The Tampa Bay Rays have been a successful small market team playing in the worst multipurpose stadium. Ownership has been trying to get a new public stadium deal for a long time. Talks between the sides has stalled, and commissioner Bud Selig is not happy about it.
But the Rays are stuck with a current lease that runs through 2027. The Rays have a hard time drawing fans and have the increasing expense of upkeeping a stadium built in 1990.
At the recent owners meeting Selig said he is considering
assigning someone from his office to become directly involved with the negotiations to build a new ballpark for the
Tampa Bay Rays.
The problem is that the city of St. Petersburg, the landlord for Tropicana Field, does not want to spend millions of dollars on a new stadium for a single purpose tenant like the Rays. And the city does not have to because it has an ironclad lease, and the threat of litigation if any other local city wants to try to lure the Rays to their town.
Every city in America should be skittish about funding new professional sports stadiums. The Miami Marlins got a sweetheart deal for their new digs, complete with all the new revenue streams owners salivate for, but the taxpayers got burned - - - and the team imploded into futility.
The Rays are a better run franchise. The Rays, with the
fourth-best record in the American League at 67-51, are last
in AL home attendance and next to last among the 30 Major League teams,
averaging 18,330 per game through their first 60 home games. That is a consistent problem throughout Florida: professional sports teams do not draw well, and not includes the championship Miami Heat.
But MLB puffs out its chest to help strong arm a new, favorable deal for its team owners. MLB believes that there is some god-given right for professional sports teams to have taxpayer paid first class facilities for their private business enterprise. There have been numerous economic studies done in regard to the impact of publicly financed stadiums in U.S. cities. The common result and finding is that taxpayers do not reap any benefits from these deals, while the pro sports teams have a major windfall.
When baseball was struggling after the last strike, there were calls against expansion. There was even talk of contraction (the elimination of teams).

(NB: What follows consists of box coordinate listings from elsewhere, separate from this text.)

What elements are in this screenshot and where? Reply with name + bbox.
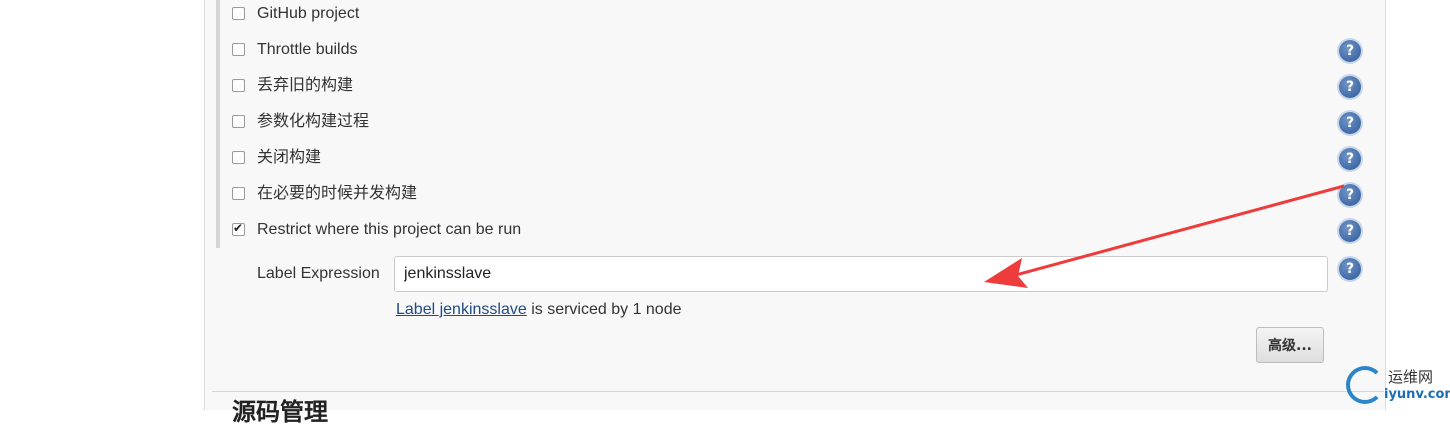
restrict-where-run-checkbox[interactable]: ✔ [232,221,245,236]
option-label: 参数化构建过程 [257,113,370,130]
option-label: 在必要的时候并发构建 [257,185,418,202]
option-label: Restrict where this project can be run [257,221,522,238]
option-parameterized-build[interactable]: 参数化构建过程 ? [232,108,1362,144]
github-project-checkbox[interactable] [232,7,245,20]
source-code-management-heading: 源码管理 [232,398,328,426]
checkmark-icon: ✔ [233,221,244,235]
help-icon[interactable]: ? [1339,76,1361,98]
label-link[interactable]: Label jenkinsslave [396,301,527,318]
help-icon[interactable]: ? [1339,148,1361,170]
throttle-builds-checkbox[interactable] [232,43,245,56]
option-restrict-where-run[interactable]: ✔ Restrict where this project can be run… [232,216,1362,252]
label-status-text: is serviced by 1 node [526,301,682,318]
option-disable-build[interactable]: 关闭构建 ? [232,144,1362,180]
option-concurrent-builds[interactable]: 在必要的时候并发构建 ? [232,180,1362,216]
site-watermark: 运维网 iyunv.com [1346,364,1450,410]
parameterized-build-checkbox[interactable] [232,115,245,128]
help-icon[interactable]: ? [1339,184,1361,206]
watermark-line1: 运维网 [1388,368,1434,386]
option-label: GitHub project [257,5,360,22]
section-divider [212,391,1384,392]
help-icon[interactable]: ? [1339,258,1361,280]
disable-build-checkbox[interactable] [232,151,245,164]
label-expression-label: Label Expression [257,265,380,282]
label-status: Label jenkinsslave is serviced by 1 node [396,300,682,320]
help-icon[interactable]: ? [1339,40,1361,62]
option-label: 丢弃旧的构建 [257,77,354,94]
watermark-logo-icon [1346,366,1384,404]
help-icon[interactable]: ? [1339,220,1361,242]
option-github-project[interactable]: GitHub project [232,0,1362,36]
concurrent-builds-checkbox[interactable] [232,187,245,200]
option-label: 关闭构建 [257,149,322,166]
help-icon[interactable]: ? [1339,112,1361,134]
advanced-button[interactable]: 高级... [1256,327,1324,363]
discard-old-builds-checkbox[interactable] [232,79,245,92]
label-expression-input[interactable] [394,256,1328,292]
option-throttle-builds[interactable]: Throttle builds ? [232,36,1362,72]
option-label: Throttle builds [257,41,358,58]
watermark-line2: iyunv.com [1384,387,1450,402]
option-discard-old-builds[interactable]: 丢弃旧的构建 ? [232,72,1362,108]
section-left-bar [216,0,220,248]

Ownership solved the small market problem by instituting revenue sharing, luxury taxes on large payroll teams, and league loan programs. But at some point, even small market teams have to make it on their own.
The Rays may be a model franchise in quality drafting, excellent development of talent, and keen trades of players too expensive to keep in exchange for more promising prospects. The Rays are competitive in the most competitive division in baseball, the AL East. But the road to a new, ownership friendly baseball stadium is going to be harder than beating the Yankees or Red Sox.